Personal information
- Date of birth: 8 January 1979 (age 47)
- Place of birth: Oslo, Norway
- Height: 1.80 m (5 ft 11 in)
- Position: Midfielder

Youth career
- Gjelleråsen

Senior career*
- Years: Team / Apps / (Gls)
- 1998–1999: Skjetten / 24 / (0)
- 2000–2003: Raufoss / 106 / (23)
- 2004–2005: Hønefoss / 40 / (4)
- 2005–2007: Fredrikstad / 63 / (15)
- 2008–2009: Lillestrøm / 39 / (1)
- 2009: Odd Grenland / 4 / (0)

International career^{‡}
- 2007: Norway / 4 / (0)

= John Anders Bjørkøy =

Norwegian footballer (born 1979)

John Anders Bjørkøy (born 8 January 1979) is a retired Norwegian footballer. He was an industrious midfielder, but also played in either full-back position. He is the son of Norwegian tenor Svein Bjørkøy.

==Club career==
He came to Fredrikstad from Hønefoss BK in the Norwegian First Division July 2005. He made his debut against Lyn on 24 July 2005. Bjørkøy was one of the most consistent players in the team over the last years.
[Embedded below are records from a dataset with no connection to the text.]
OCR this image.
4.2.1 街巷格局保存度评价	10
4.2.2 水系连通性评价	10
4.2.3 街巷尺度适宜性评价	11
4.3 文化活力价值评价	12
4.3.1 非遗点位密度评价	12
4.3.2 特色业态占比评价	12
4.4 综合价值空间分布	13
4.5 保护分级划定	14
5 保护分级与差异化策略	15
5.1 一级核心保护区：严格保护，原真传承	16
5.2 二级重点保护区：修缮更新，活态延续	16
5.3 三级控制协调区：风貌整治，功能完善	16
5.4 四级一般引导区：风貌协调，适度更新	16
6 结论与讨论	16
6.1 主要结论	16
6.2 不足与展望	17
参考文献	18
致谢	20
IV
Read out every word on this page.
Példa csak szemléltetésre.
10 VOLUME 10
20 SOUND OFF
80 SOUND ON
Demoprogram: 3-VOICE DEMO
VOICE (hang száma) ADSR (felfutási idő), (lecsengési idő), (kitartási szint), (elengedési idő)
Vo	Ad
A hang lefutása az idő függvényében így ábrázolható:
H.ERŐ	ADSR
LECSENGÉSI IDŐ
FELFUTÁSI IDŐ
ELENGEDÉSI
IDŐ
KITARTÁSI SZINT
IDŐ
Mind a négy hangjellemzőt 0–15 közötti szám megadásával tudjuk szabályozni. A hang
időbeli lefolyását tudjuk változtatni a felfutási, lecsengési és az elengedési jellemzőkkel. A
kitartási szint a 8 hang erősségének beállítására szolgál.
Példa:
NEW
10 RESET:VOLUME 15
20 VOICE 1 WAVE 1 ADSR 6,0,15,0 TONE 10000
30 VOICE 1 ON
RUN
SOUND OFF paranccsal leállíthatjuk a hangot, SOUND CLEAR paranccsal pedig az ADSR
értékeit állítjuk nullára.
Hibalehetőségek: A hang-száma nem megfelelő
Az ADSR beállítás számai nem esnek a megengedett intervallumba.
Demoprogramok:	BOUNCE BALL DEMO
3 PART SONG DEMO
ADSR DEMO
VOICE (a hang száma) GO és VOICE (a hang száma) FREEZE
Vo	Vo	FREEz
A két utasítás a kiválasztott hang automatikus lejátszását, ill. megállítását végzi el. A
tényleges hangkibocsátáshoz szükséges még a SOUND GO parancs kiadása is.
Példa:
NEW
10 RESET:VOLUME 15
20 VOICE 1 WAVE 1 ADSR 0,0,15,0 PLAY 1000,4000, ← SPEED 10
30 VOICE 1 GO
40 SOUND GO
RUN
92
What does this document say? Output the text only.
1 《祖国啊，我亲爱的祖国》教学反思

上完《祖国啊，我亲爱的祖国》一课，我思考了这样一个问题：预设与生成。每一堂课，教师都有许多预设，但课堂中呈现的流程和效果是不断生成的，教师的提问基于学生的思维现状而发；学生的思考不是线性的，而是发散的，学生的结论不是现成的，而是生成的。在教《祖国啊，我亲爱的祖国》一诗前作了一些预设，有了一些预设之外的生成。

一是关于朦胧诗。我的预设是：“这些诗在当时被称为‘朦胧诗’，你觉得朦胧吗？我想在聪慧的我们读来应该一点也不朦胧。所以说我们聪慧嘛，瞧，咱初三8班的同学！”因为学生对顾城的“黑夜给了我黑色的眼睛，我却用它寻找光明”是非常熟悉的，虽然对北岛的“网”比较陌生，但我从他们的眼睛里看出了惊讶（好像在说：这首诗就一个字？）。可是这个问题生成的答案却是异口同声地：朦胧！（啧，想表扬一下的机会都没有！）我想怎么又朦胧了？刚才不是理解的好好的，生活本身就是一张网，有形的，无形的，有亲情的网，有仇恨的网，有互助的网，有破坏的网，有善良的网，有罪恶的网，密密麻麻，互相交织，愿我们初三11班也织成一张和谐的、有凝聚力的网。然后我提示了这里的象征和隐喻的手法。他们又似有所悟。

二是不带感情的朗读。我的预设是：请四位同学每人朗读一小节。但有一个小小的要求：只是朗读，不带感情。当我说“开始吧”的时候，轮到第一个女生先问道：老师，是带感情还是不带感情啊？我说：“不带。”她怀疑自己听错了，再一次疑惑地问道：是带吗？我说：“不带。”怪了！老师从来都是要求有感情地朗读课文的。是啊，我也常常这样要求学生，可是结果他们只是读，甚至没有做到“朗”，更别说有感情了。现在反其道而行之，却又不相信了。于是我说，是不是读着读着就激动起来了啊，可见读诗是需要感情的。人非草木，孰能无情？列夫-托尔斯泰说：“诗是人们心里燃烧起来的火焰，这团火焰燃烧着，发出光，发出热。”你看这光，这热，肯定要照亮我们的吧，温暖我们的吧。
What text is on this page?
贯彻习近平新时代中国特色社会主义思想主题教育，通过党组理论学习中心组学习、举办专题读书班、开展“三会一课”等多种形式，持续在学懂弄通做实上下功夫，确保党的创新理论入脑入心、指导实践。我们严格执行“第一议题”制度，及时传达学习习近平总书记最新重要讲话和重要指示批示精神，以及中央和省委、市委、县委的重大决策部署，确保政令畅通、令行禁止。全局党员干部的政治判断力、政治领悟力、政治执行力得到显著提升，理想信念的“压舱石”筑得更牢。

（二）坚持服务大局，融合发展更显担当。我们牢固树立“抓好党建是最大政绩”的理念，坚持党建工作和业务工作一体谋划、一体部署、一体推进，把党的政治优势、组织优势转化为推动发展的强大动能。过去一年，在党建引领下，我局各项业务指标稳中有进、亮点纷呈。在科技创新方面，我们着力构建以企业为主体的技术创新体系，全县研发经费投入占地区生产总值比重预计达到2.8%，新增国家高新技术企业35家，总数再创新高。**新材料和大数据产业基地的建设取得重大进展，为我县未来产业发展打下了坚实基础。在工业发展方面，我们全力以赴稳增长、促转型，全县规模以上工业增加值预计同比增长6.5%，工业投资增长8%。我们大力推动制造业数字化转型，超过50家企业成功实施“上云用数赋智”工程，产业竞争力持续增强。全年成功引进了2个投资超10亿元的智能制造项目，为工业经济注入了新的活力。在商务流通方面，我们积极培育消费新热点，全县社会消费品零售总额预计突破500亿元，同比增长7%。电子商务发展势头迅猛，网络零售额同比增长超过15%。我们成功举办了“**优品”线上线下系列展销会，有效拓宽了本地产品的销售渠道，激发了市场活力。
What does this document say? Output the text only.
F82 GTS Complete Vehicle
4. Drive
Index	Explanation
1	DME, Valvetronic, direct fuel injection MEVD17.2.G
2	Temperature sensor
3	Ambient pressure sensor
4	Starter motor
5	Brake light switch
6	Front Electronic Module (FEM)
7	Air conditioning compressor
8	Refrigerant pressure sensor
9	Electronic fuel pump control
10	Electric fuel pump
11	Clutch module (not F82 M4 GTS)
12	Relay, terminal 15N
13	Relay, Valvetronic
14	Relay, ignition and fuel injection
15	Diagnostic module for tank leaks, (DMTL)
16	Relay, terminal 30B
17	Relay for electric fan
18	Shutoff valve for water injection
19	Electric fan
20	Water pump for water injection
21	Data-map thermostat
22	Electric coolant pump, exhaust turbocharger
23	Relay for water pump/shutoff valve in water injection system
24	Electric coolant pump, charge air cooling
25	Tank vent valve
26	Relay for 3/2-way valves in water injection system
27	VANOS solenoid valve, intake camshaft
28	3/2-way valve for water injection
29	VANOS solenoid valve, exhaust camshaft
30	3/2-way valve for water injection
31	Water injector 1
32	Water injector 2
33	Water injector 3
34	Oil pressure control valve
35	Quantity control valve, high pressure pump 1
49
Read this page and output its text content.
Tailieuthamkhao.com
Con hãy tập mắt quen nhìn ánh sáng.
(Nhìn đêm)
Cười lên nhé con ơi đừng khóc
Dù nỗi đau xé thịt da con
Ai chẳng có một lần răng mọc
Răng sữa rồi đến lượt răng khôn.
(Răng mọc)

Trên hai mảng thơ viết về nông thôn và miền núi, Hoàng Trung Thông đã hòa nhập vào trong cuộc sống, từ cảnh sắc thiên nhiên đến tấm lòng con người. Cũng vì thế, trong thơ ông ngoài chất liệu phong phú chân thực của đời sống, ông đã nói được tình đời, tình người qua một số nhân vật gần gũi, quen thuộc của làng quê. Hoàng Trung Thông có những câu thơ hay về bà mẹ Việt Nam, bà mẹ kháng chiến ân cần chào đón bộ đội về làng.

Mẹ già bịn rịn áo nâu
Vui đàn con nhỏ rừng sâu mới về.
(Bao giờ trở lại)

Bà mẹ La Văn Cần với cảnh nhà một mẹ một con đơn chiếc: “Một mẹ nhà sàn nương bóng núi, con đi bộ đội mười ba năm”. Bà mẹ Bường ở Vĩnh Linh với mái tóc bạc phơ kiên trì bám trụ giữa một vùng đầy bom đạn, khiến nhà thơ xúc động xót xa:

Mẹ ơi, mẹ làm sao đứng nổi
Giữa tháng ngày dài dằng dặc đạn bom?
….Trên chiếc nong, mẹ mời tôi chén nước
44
He was selected to be Fredrikstad's captain in 2006. In March 2008, Bjørkøy transferred to Lillestrøm SK for a fee of .

==International career==
His solid performances and good progression has given him a chance to play for the Norwegian national team. His first international match was against Croatia on 6 February 2007. He earned four caps.